Manual base_sha / head_sha inputs always take precedence over all of the above.

sanitiseSha(sha)

Validates that a SHA is 4–64 hex characters before passing it to a git command. This prevents shell injection through crafted base_sha/head_sha inputs.

resolveOutputFile(outputFile, branchName)

Always writes output under the .assessment/ folder. Uses path.basename() to extract only the filename — any directory component of output_file is discarded. On main/master (or when the branch is unknown) the basename is kept as-is; on any other branch the sanitised branch name is inserted before the extension so each branch produces a distinct file without collisions.

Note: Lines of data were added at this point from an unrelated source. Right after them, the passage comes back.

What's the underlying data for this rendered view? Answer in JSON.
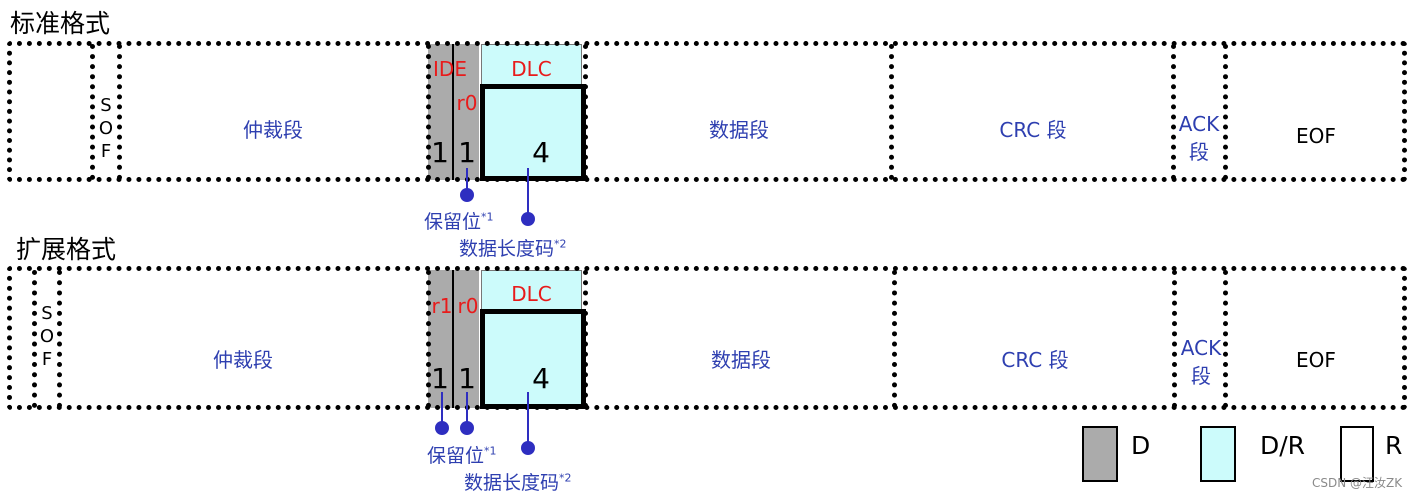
{
  "standard": {
    "title": "标准格式",
    "sof": [
      "S",
      "O",
      "F"
    ],
    "arb": "仲裁段",
    "ide": "IDE",
    "r0": "r0",
    "dlc": "DLC",
    "ide_val": "1",
    "r0_val": "1",
    "dlc_val": "4",
    "data": "数据段",
    "crc": "CRC 段",
    "ack": [
      "ACK",
      "段"
    ],
    "eof": "EOF",
    "note_reserved": "保留位",
    "note_reserved_mark": "*1",
    "note_dlc": "数据长度码",
    "note_dlc_mark": "*2"
  },
  "extended": {
    "title": "扩展格式",
    "sof": [
      "S",
      "O",
      "F"
    ],
    "arb": "仲裁段",
    "r1": "r1",
    "r0": "r0",
    "dlc": "DLC",
    "r1_val": "1",
    "r0_val": "1",
    "dlc_val": "4",
    "data": "数据段",
    "crc": "CRC 段",
    "ack": [
      "ACK",
      "段"
    ],
    "eof": "EOF",
    "note_reserved": "保留位",
    "note_reserved_mark": "*1",
    "note_dlc": "数据长度码",
    "note_dlc_mark": "*2"
  },
  "legend": {
    "dominant": "D",
    "dominant_recessive": "D/R",
    "recessive": "R",
    "colors": {
      "dominant": "#ababab",
      "dominant_recessive": "#ccfbfb",
      "recessive": "#ffffff"
    }
  },
  "watermark": "CSDN @汪汝ZK"
}
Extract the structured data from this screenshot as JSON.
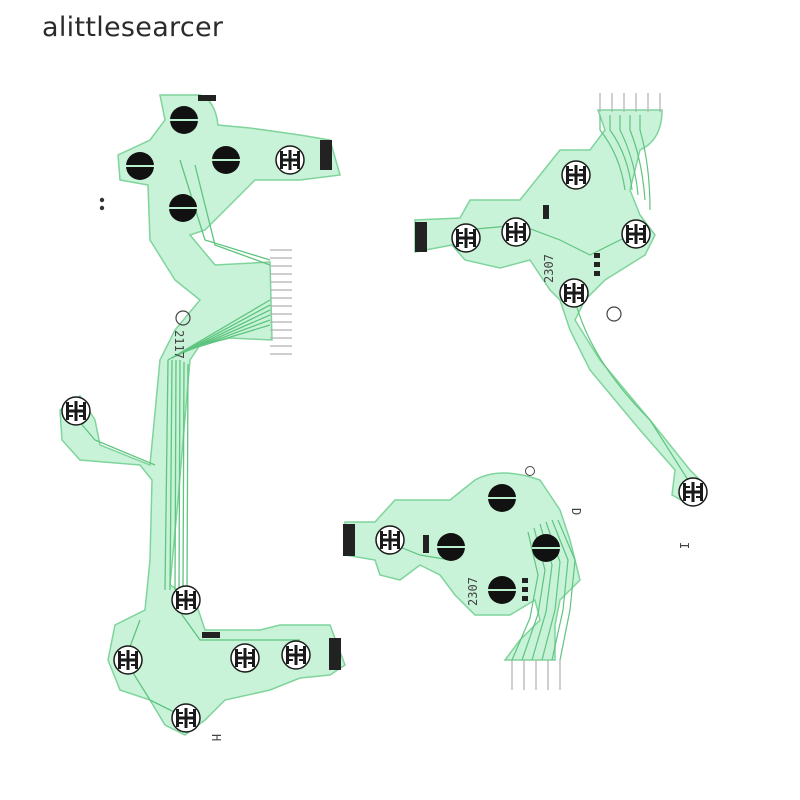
{
  "brand": {
    "watermark": "alittlesearcer"
  },
  "product": {
    "part_codes": [
      "2117",
      "2307",
      "2307"
    ],
    "board_letters": [
      "H",
      "I",
      "D"
    ]
  },
  "colors": {
    "film": "#b9f0cf",
    "trace": "#6fd08f",
    "pad": "#111111",
    "background": "#ffffff"
  }
}
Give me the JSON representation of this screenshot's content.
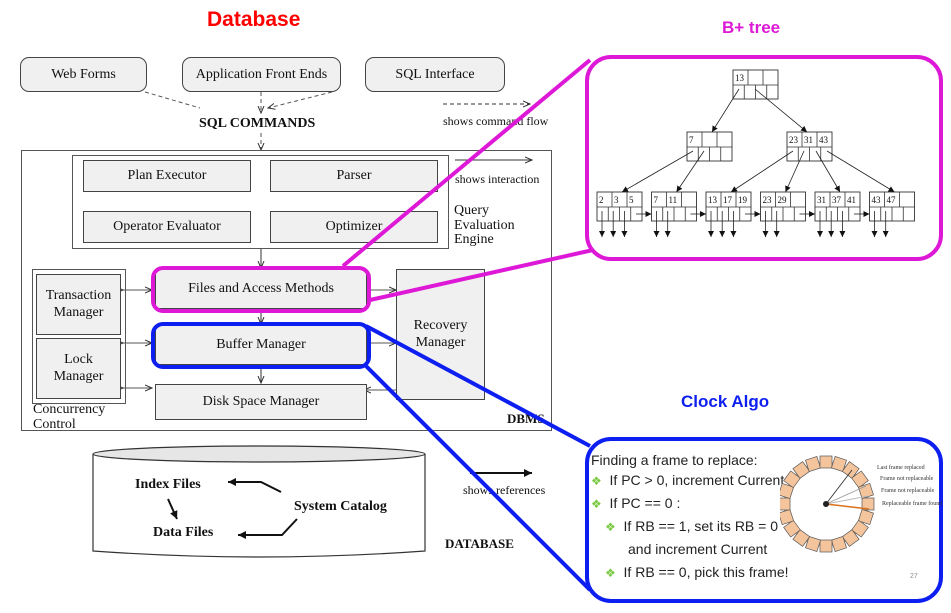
{
  "titles": {
    "database": "Database",
    "bplus_tree": "B+ tree",
    "clock_algo": "Clock Algo"
  },
  "colors": {
    "database_title": "#ff0000",
    "bplus_highlight": "#dd18d6",
    "clock_highlight": "#0d1ef0",
    "box_fill": "#f0f0f0",
    "bullet": "#7ac943",
    "clock_frame": "#f4c49c",
    "clock_hand_found": "#d9731e"
  },
  "clients": [
    "Web Forms",
    "Application Front Ends",
    "SQL Interface"
  ],
  "sql_commands": "SQL COMMANDS",
  "legend": {
    "command_flow": "shows command flow",
    "interaction": "shows interaction",
    "references": "shows references"
  },
  "query_engine": {
    "boxes": [
      "Plan Executor",
      "Parser",
      "Operator Evaluator",
      "Optimizer"
    ],
    "label_lines": [
      "Query",
      "Evaluation",
      "Engine"
    ]
  },
  "layers": {
    "files_access": "Files and Access Methods",
    "buffer_manager": "Buffer Manager",
    "disk_space_manager": "Disk Space Manager"
  },
  "concurrency": {
    "transaction_manager": [
      "Transaction",
      "Manager"
    ],
    "lock_manager": [
      "Lock",
      "Manager"
    ],
    "label_lines": [
      "Concurrency",
      "Control"
    ]
  },
  "recovery_manager": [
    "Recovery",
    "Manager"
  ],
  "dbms_label": "DBMS",
  "database_store": {
    "index_files": "Index Files",
    "data_files": "Data Files",
    "system_catalog": "System Catalog",
    "label": "DATABASE"
  },
  "bplus": {
    "root": [
      "13",
      "",
      ""
    ],
    "internal": [
      [
        "7",
        "",
        ""
      ],
      [
        "23",
        "31",
        "43"
      ]
    ],
    "leaves": [
      [
        "2",
        "3",
        "5"
      ],
      [
        "7",
        "11",
        ""
      ],
      [
        "13",
        "17",
        "19"
      ],
      [
        "23",
        "29",
        ""
      ],
      [
        "31",
        "37",
        "41"
      ],
      [
        "43",
        "47",
        ""
      ]
    ]
  },
  "clock": {
    "heading": "Finding a frame to replace:",
    "bullets": [
      {
        "level": 1,
        "text": "If PC > 0, increment Current"
      },
      {
        "level": 1,
        "text": "If PC == 0 :"
      },
      {
        "level": 2,
        "text": "If RB == 1, set its RB = 0"
      },
      {
        "level": 2,
        "text": "and increment Current",
        "continuation": true
      },
      {
        "level": 2,
        "text": "If RB == 0, pick this frame!"
      }
    ],
    "annotations": [
      "Last frame replaced",
      "Frame not replaceable",
      "Frame not replaceable",
      "Replaceable frame found"
    ],
    "slide_number": "27"
  }
}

callAI({ provider, model, apiKey, endpoint, messages, retryMaxAttempts })

A thin provider abstraction over the OpenAI-compatible chat completions API. Each provider maps to a different base URL and authentication header:

ProviderURLAuth header
github-modelsmodels.inference.ai.azure.com/chat/completionsAuthorization: Bearer <github_token>
openaiapi.openai.com/v1/chat/completionsAuthorization: Bearer <api_key>
openrouteropenrouter.ai/api/v1/chat/completionsAuthorization: Bearer <api_key>
azure-openaicaller-supplied endpointapi-key: <api_key>

All providers use the same request body shape (model, messages, temperature, max_tokens, top_p).

Transient failures are retried automatically up to retryMaxAttempts total attempts using exponential backoff with full jitter. The following status codes are retried: 429, 500, 502, 503, 504. Network-level failures (e.g. DNS, socket errors) are also retried. A 429 response that includes a Retry-After header has that delay honoured in preference to the calculated backoff. A core.warning() is logged before each retry, showing the attempt number, status code, and delay.

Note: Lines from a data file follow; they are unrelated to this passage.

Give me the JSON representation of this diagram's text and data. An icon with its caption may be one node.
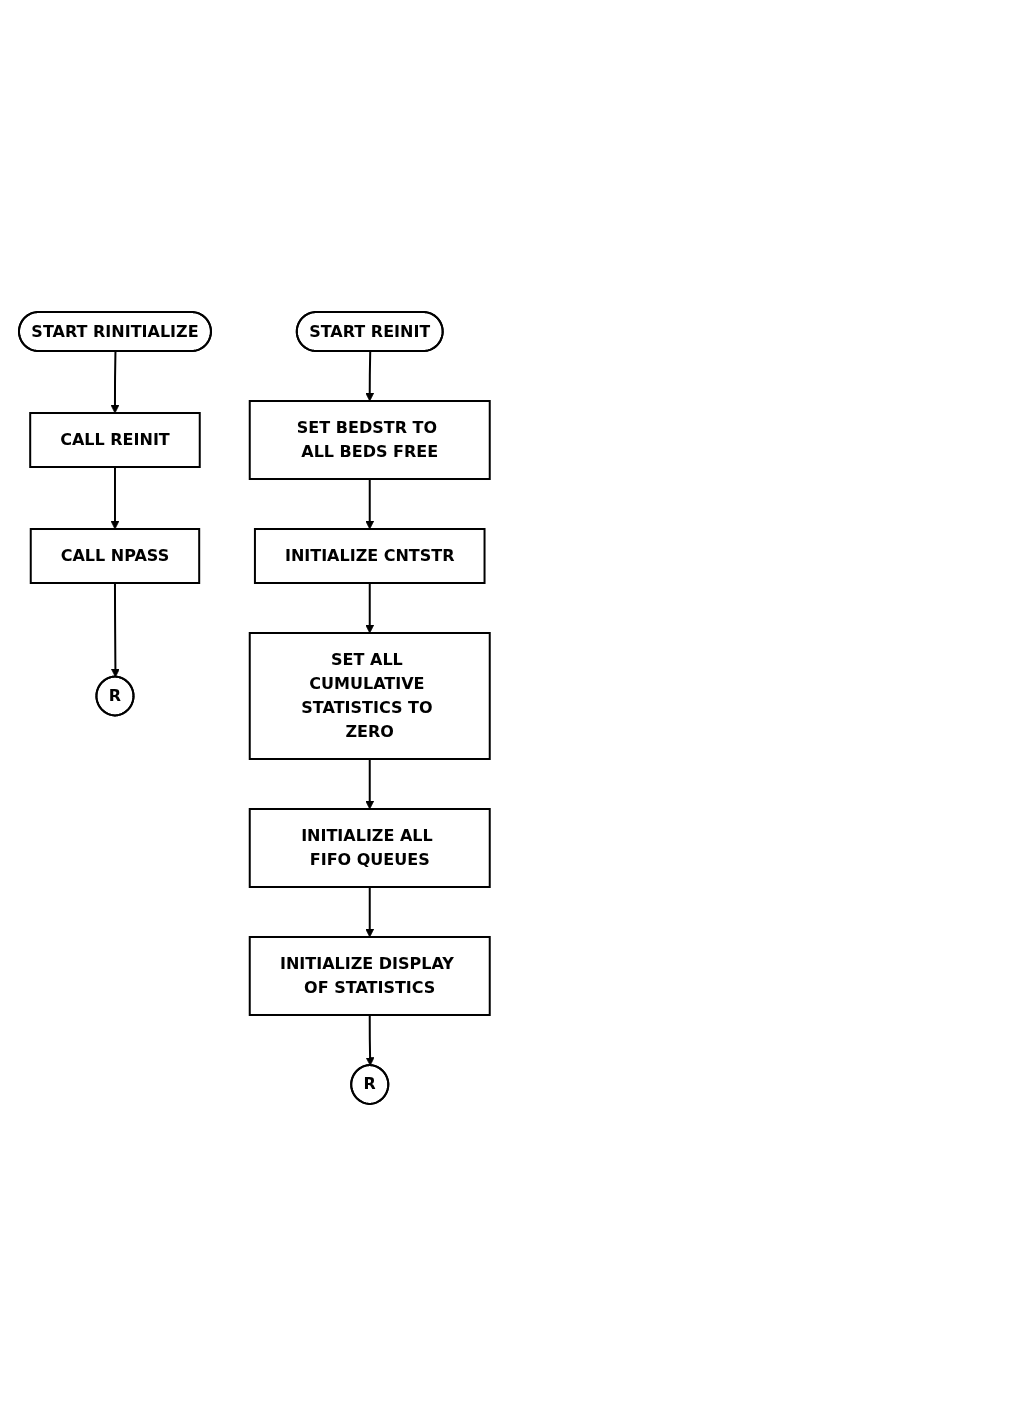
{
  "diagram": {
    "nodes": [
      {
        "text": [
          "START RINITIALIZE"
        ]
      },
      {
        "text": [
          "CALL REINIT"
        ]
      },
      {
        "text": [
          "CALL NPASS"
        ]
      },
      {
        "text": [
          "R"
        ]
      },
      {
        "text": [
          "START REINIT"
        ]
      },
      {
        "text": [
          "SET BEDSTR TO ALL BEDS FREE"
        ]
      },
      {
        "text": [
          "INITIALIZE CNTSTR"
        ]
      },
      {
        "text": [
          "SET ALL CUMULATIVE STATISTICS TO ZERO"
        ]
      },
      {
        "text": [
          "INITIALIZE ALL FIFO QUEUES"
        ]
      },
      {
        "text": [
          "INITIALIZE DISPLAY OF STATISTICS"
        ]
      },
      {
        "text": [
          "R"
        ]
      }
    ],
    "edges": [
      {
        "from": 0,
        "to": 1,
        "arrow": "to"
      },
      {
        "from": 1,
        "to": 2,
        "arrow": "to"
      },
      {
        "from": 2,
        "to": 3,
        "arrow": "to"
      },
      {
        "from": 4,
        "to": 5,
        "arrow": "to"
      },
      {
        "from": 5,
        "to": 6,
        "arrow": "to"
      },
      {
        "from": 6,
        "to": 7,
        "arrow": "to"
      },
      {
        "from": 7,
        "to": 8,
        "arrow": "to"
      },
      {
        "from": 8,
        "to": 9,
        "arrow": "to"
      },
      {
        "from": 9,
        "to": 10,
        "arrow": "to"
      }
    ]
  }
}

postIssue() / postDiscussion()

postIssue uses an update-first strategy:

  1. List open assessment issues for the same branch
  2. If one exists, update its title and body in-place (preserving issue number, URL, and comment history). Extra duplicates are deleted.
  3. If none exists, create a fresh issue.

postDiscussion follows a supersession pattern:

  1. List open assessment discussions for the same branch
  2. Delete each superseded discussion
  3. Create a fresh discussion with the latest report

postDiscussion uses the GraphQL API (not REST) because GitHub's REST API does not support creating Discussions.


Security considerations

  • Shell injection prevention: all git calls use spawnSync with an explicit argument array — no shell string interpolation. SHAs are validated with sanitiseSha() before use.
  • Secret masking: the external API key is registered with core.setSecret() before any API call, preventing it from appearing in workflow logs.
  • Minimal permissions: the action only requests the permissions it needs for the chosen delivery method.

Docker image build

The image uses a multi-stage Dockerfile:

Stage 1 — rmcm-builder (rust:slim-bookworm)

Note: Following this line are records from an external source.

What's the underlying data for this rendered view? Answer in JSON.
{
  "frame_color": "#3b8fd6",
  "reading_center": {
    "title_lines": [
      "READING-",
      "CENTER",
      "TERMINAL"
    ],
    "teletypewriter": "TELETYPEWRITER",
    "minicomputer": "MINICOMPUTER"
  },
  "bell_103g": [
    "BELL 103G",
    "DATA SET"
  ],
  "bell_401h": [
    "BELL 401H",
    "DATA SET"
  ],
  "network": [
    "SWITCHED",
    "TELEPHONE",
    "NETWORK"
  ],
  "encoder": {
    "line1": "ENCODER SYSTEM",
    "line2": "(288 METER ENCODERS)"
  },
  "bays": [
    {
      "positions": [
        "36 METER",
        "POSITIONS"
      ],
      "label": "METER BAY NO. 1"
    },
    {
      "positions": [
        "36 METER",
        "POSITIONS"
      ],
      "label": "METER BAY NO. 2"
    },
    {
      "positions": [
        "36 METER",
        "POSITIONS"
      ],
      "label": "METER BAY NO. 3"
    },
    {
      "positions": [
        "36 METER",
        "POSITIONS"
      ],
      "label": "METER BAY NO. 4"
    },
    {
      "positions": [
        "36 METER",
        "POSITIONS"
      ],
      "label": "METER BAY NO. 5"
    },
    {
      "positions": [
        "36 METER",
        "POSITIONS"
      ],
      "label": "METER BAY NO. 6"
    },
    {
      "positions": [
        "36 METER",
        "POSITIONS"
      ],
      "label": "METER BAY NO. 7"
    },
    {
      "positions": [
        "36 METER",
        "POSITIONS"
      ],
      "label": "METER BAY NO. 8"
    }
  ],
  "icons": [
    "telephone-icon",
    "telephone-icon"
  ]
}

│ git clone --branch production
│ https://github.com/NSCC-ITC-Assessment/comment-remover

│ cargo build --release ──► /build/target/release/rmcm


Stage 2 — final image (node:26-slim)

├── COPY --from=rmcm-builder /build/target/release/rmcm /usr/local/bin/rmcm
├── pnpm install --prod
└── COPY src/ entrypoint.sh

rmcm (the comment-stripping binary from NSCC-ITC-Assessment/comment-remover) is compiled from source at image-build time. The Rust build stage is discarded after compilation, so the final image contains only the compiled binary alongside the Node runtime.